I move on to the brutal reality of pitting each cherry by hand with a pairing knife. This laborious process goes better than I had imagined, since all 10 of my digits are still attached and I am still able to type and open string cheese wrappers.


Fun Cherry Facts:
  • Rainier Cherries can sell for up to $1 EACH in Japan? (source: the internet. But I kind of believe it).
  • Rainier Cherries are known as the “white cherry” in the cherry world, due to their light colored flesh
  • The Rainier Cherry was created by a COUGAR
  • Crows love cherries and they will do anything to eat them. Even kill a bald eagle.

Cherry Clafoutis
Adapted from Saveur.com
1 tbsp. butter
1 tbsp. vanilla extract
6 eggs
6 tbsp. sugar
1 1/4 c milk
2 tbsp. kirsch (cherry brandy)
Pinch of fine salt
3/4 c flour
3 c black and Rainier cherries, pitted any way you know how
Powdered sugar for dusting

1. Preheat oven to 425°. Generously butter a 9″ cast-iron skillet or baking dish. Combine vanilla extract, eggs, sugar, milk, kirsch, and salt in a blender. Blend for a few seconds to mix ingredients, then add flour and blend until smooth, about 1 minute. Literally the easiest thing to make ever!
Spin….
until frothy!

add a flavoring; I used cherry brandy but almond flavoring (extract or Amaretto works well too).
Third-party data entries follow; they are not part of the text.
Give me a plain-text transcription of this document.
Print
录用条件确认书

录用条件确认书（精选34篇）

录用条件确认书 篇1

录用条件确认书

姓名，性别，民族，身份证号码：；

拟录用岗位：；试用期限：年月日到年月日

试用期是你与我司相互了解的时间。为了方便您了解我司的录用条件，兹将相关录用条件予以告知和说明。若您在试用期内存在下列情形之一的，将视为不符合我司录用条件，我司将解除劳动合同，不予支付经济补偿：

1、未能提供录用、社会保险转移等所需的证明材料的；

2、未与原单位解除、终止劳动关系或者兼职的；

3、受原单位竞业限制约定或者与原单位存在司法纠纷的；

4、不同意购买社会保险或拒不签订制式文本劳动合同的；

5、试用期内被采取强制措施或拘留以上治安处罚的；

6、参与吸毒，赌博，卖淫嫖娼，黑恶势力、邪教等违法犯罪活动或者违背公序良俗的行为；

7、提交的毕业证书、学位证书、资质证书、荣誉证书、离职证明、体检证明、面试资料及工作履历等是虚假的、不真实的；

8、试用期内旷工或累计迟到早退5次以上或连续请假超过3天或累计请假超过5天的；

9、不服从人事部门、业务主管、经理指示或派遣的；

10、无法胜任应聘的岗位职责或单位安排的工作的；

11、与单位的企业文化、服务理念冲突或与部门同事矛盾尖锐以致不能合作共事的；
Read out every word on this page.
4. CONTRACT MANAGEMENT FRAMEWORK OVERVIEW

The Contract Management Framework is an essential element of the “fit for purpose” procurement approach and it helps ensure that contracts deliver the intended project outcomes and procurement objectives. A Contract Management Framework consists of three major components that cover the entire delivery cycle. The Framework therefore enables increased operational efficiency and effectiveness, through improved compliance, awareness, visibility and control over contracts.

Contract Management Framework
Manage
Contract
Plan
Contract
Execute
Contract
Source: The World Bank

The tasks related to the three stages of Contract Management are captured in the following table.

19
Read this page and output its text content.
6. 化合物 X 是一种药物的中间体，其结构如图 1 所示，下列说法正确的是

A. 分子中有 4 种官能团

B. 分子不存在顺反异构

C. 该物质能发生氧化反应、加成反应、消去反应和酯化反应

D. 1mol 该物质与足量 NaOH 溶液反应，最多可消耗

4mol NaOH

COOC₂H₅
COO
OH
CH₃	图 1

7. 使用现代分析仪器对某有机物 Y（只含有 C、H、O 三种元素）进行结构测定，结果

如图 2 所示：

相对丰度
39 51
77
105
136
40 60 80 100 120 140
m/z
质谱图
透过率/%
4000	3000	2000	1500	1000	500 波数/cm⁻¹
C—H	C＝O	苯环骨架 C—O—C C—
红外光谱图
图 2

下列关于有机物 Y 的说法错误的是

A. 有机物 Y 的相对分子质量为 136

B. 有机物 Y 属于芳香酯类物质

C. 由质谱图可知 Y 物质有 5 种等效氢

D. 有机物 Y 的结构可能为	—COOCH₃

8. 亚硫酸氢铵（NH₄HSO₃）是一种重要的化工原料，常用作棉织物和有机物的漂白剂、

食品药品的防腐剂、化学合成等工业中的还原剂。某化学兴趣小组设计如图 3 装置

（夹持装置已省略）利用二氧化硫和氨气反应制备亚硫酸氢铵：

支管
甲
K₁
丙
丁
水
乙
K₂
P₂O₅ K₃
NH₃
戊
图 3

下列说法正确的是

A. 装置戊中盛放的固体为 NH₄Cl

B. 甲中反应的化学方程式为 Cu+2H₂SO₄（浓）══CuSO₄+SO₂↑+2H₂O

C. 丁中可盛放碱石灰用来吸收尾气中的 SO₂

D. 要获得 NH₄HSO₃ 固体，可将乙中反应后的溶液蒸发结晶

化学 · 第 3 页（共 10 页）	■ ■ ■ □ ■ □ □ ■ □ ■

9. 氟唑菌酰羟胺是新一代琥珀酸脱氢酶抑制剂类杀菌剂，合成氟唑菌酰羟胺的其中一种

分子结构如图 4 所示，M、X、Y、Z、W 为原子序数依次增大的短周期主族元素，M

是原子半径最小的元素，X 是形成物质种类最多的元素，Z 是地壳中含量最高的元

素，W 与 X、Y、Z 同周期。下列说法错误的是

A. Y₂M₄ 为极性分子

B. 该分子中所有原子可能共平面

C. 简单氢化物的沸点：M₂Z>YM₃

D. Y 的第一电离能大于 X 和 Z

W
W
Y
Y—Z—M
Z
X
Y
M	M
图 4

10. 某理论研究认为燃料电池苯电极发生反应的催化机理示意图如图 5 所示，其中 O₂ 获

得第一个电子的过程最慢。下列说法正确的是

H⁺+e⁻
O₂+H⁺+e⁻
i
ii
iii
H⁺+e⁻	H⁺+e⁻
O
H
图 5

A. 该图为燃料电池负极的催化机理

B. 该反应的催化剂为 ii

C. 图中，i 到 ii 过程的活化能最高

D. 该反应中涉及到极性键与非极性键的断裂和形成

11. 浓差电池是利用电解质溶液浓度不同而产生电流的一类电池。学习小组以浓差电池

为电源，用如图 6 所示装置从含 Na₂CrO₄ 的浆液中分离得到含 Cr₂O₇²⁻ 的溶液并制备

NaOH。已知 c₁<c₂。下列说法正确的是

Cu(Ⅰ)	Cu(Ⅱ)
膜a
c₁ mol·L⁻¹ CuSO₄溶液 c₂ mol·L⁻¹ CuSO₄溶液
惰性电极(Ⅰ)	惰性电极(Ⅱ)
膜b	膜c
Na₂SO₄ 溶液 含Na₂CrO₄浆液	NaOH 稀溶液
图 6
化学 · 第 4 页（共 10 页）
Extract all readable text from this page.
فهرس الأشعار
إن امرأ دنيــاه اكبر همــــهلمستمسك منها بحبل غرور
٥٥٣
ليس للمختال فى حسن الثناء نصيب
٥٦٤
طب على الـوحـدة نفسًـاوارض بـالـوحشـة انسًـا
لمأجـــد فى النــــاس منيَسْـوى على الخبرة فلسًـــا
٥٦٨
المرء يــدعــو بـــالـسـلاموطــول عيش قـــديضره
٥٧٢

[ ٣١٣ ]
2. Pour batter into buttered skillet, then distribute cherries evenly over top. Bake until a skewer inserted into batter comes out clean and a golden brown crust has formed on top and bottom of clafoutis, about 30 minutes. Dust with confectioners’ sugar and delight in the flavor!
This cherry dessert is so very easy to make and impressive to present at the table. Serve with a high end ice cream or alone, dusted with powdered sugar. A clafoutis may also be made with a variety of other fruits such as plums, pluots, apricots, pears, berries, peaches, and apples! Mmmmm, a pear clafoutis with cardamon. This is a dish that will warm my table in the fall.

Comments

  1. Did you pitt out while you were pitting all those cherries?

  2. Why don’t you write about your cherry PIES?